UN MUSEO PER LEGGERE IL FUTURO
Bologna è in alta classifica nel rapporto annuale di Symbola, la Fondazione per le Qualità italiane che promuove tradizione, territorio, innovazione tecnologica, ricerca e design. Tra i personaggi principali della performance bolognese c’è un bene pubblico inestimabile che è sfuggito all’analisi di Symbola. È il Museo del Patrimonio Industriale, uno spazio culturale di riflessione sul cambiamento tecnologico che cambierà le regole dell’innovazione. L’autorità comunale dovrebbe incoraggiare tutti i cittadini, non solo i ricercatori e le scolaresche, a visitarlo e frequentarlo con assiduità. È lì che ci si rende conto di essere ciò che il tempo, la storia e le circostanze hanno fatto di noi. Osservando gli strumenti e leggendo i profili degli artigiani e operai che hanno plasmato la vita lavorativa della città, possiamo apprendere come affrontare la«nuvola» informatica, il commercio elettronico, l’Internet mobile, l’Internet delle cose, l’intelligenza artificiale e le macchine che apprendono così come accade a noi. A stravolgimenti di tale portata andiamo incontro interrogandoci sul come e sul perché accadono le mutazioni. Ciò che contraddistinse l’artigiano, protagonista del Museo, cui si deve dal Medioevo e fino al 700 la costruzione di macchine per torcere il filo da seta e, dagli anni 20 del secolo scorso, quella delle macchine per imballaggio e confezionamento che hanno dato a Bologna l’inconfondibile impronta industriale denominata «Packaging Valley».

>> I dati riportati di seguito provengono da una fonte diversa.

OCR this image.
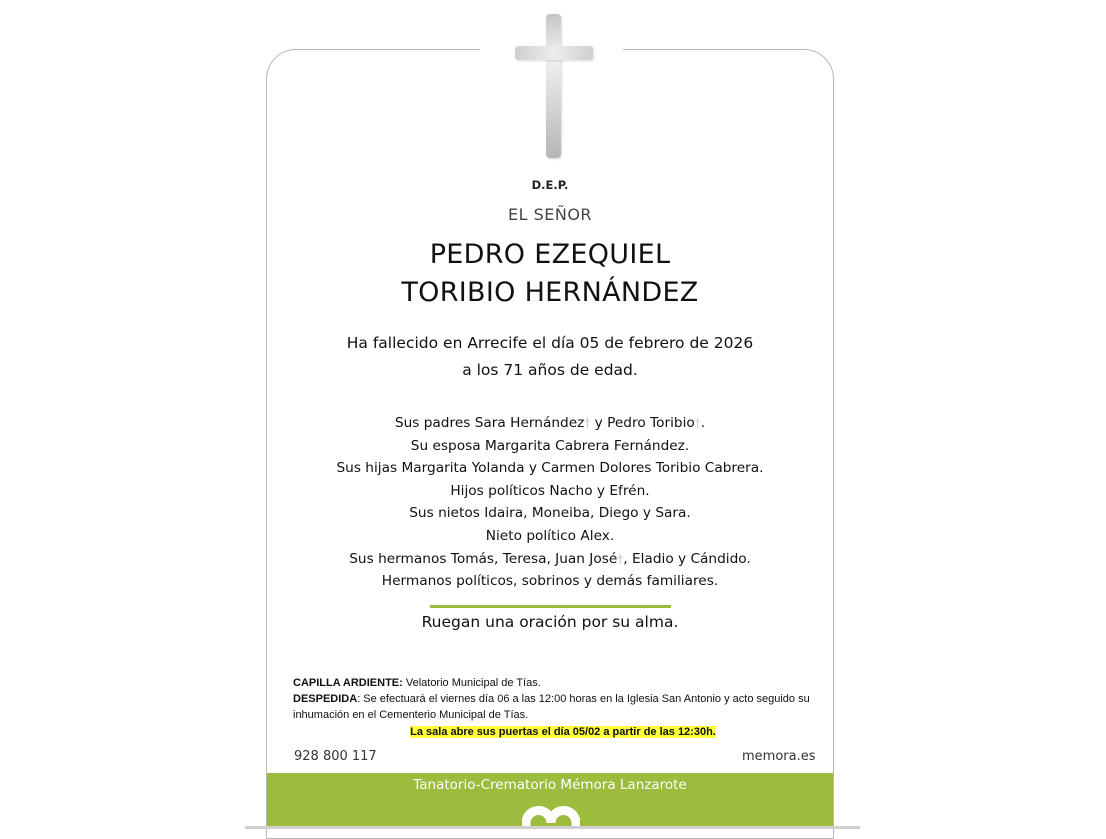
D.E.P.
EL SEÑOR
PEDRO EZEQUIEL
TORIBIO HERNÁNDEZ
Ha fallecido en Arrecife el día 05 de febrero de 2026
a los 71 años de edad.
Sus padres Sara Hernández† y Pedro Toribio†.
Su esposa Margarita Cabrera Fernández.
Sus hijas Margarita Yolanda y Carmen Dolores Toribio Cabrera.
Hijos políticos Nacho y Efrén.
Sus nietos Idaira, Moneiba, Diego y Sara.
Nieto político Alex.
Sus hermanos Tomás, Teresa, Juan José†, Eladio y Cándido.
Hermanos políticos, sobrinos y demás familiares.
Ruegan una oración por su alma.
CAPILLA ARDIENTE: Velatorio Municipal de Tías.
DESPEDIDA: Se efectuará el viernes día 06 a las 12:00 horas en la Iglesia San Antonio y acto seguido su inhumación en el Cementerio Municipal de Tías.
La sala abre sus puertas el día 05/02 a partir de las 12:30h.
928 800 117	memora.es
Tanatorio-Crematorio Mémora Lanzarote
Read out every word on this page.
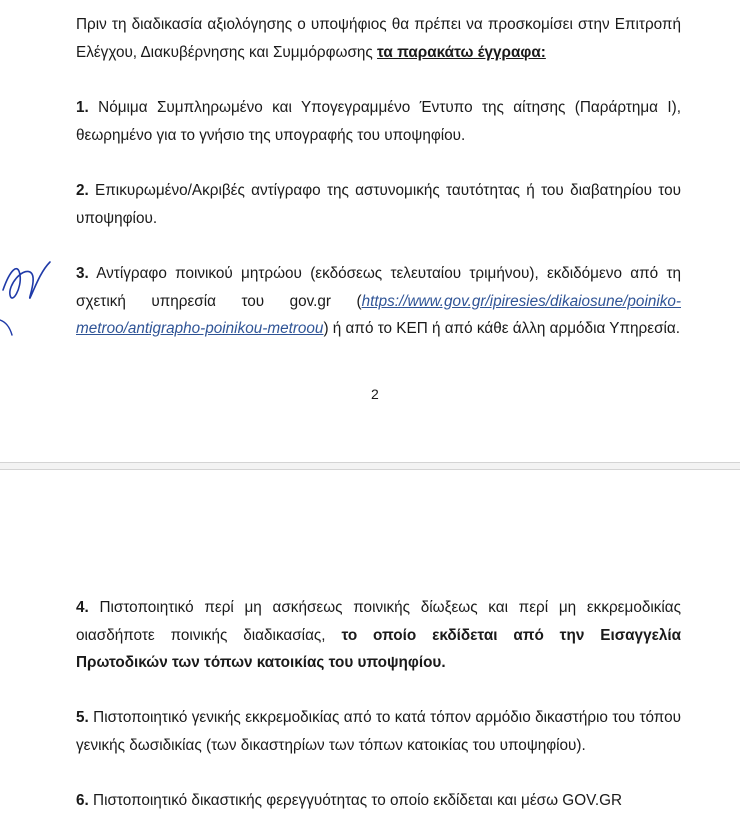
Πριν τη διαδικασία αξιολόγησης ο υποψήφιος θα πρέπει να προσκομίσει στην Επιτροπή Ελέγχου, Διακυβέρνησης και Συμμόρφωσης τα παρακάτω έγγραφα:

1. Νόμιμα Συμπληρωμένο και Υπογεγραμμένο Έντυπο της αίτησης (Παράρτημα Ι), θεωρημένο για το γνήσιο της υπογραφής του υποψηφίου.

2. Επικυρωμένο/Ακριβές αντίγραφο της αστυνομικής ταυτότητας ή του διαβατηρίου του υποψηφίου.

3. Αντίγραφο ποινικού μητρώου (εκδόσεως τελευταίου τριμήνου), εκδιδόμενο από τη σχετική υπηρεσία του gov.gr (https://www.gov.gr/ipiresies/dikaiosune/poiniko-metroo/antigrapho-poinikou-metroou) ή από το ΚΕΠ ή από κάθε άλλη αρμόδια Υπηρεσία.

2

4. Πιστοποιητικό περί μη ασκήσεως ποινικής δίωξεως και περί μη εκκρεμοδικίας οιασδήποτε ποινικής διαδικασίας, το οποίο εκδίδεται από την Εισαγγελία Πρωτοδικών των τόπων κατοικίας του υποψηφίου.

5. Πιστοποιητικό γενικής εκκρεμοδικίας από το κατά τόπον αρμόδιο δικαστήριο του τόπου γενικής δωσιδικίας (των δικαστηρίων των τόπων κατοικίας του υποψηφίου).

6. Πιστοποιητικό δικαστικής φερεγγυότητας το οποίο εκδίδεται και μέσω GOV.GR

La rivoluzione digitale in corso esalta la figura dell’artigiano la cui mano che opera e la testa che pensa sono intimamente connesse. Il «come» fare cose nuove in modo efficiente e il «perché» produrre pensieri per trasformare la realtà convivono nella sua persona. La tecnica adoperata dall’artigiano per fare bene le cose è cultura materiale che sviluppa la capacità di creare immagini mentali senza l’uso dei sensi. La fabbrica digitalizzata può dunque essere il luogo del ritorno al mestiere antecedente l’età della meccanizzazione quando si produsse una strozzatura tra il fare e il pensare, una menomazione mentale, che allontana l’apprendimento. Il lavoratore torna titolare di un mestiere in cui l’interazione tra dita e mente combina l’educazione tecnologica con le arti liberali. In attesa, secondo alcuni visionari, di una migliore tecnologia di oculometria e dell’evoluzione digitale degli impianti cranici che configurano una testa – «testa artigianale» – che rimpiazza le mani. Nel vasto campo delle nuove tecnologie, l’artigiano è un artista. Riandando al tempo di Leonardo da Vinci, essere «pittore e ingegnere» è ciò che contraddistingue l’artigiano. Come dire che la tecnologia che ha la sua radice nella parola greca tékhne (cioè, «arte, mestiere») è sposata con le arti liberali. Pittura, disegno, grafica, architettura, scultura e altre arti plastiche, musica, letteratura, psicologia, e storia permettono di farci un’idea sulla natura umana della tecnologia. Sono queste le fonti del design che dà a un prodotto tecnologico quel tocco di creatività ed empatia indispensabile per il suo successo. Nell’operare l’intreccio tra mano e testa, tra ingegneria e scienze umane, risuonano le parole propagandate da Steve Jobs nell’atto di presentare l’iPad2: «È inscritta nel Dna della Apple la consapevolezza che la tecnologia da sola non basta, che è la tecnologia coniugata alle scienze umanistiche che produce il risultato che tanto ci entusiasma».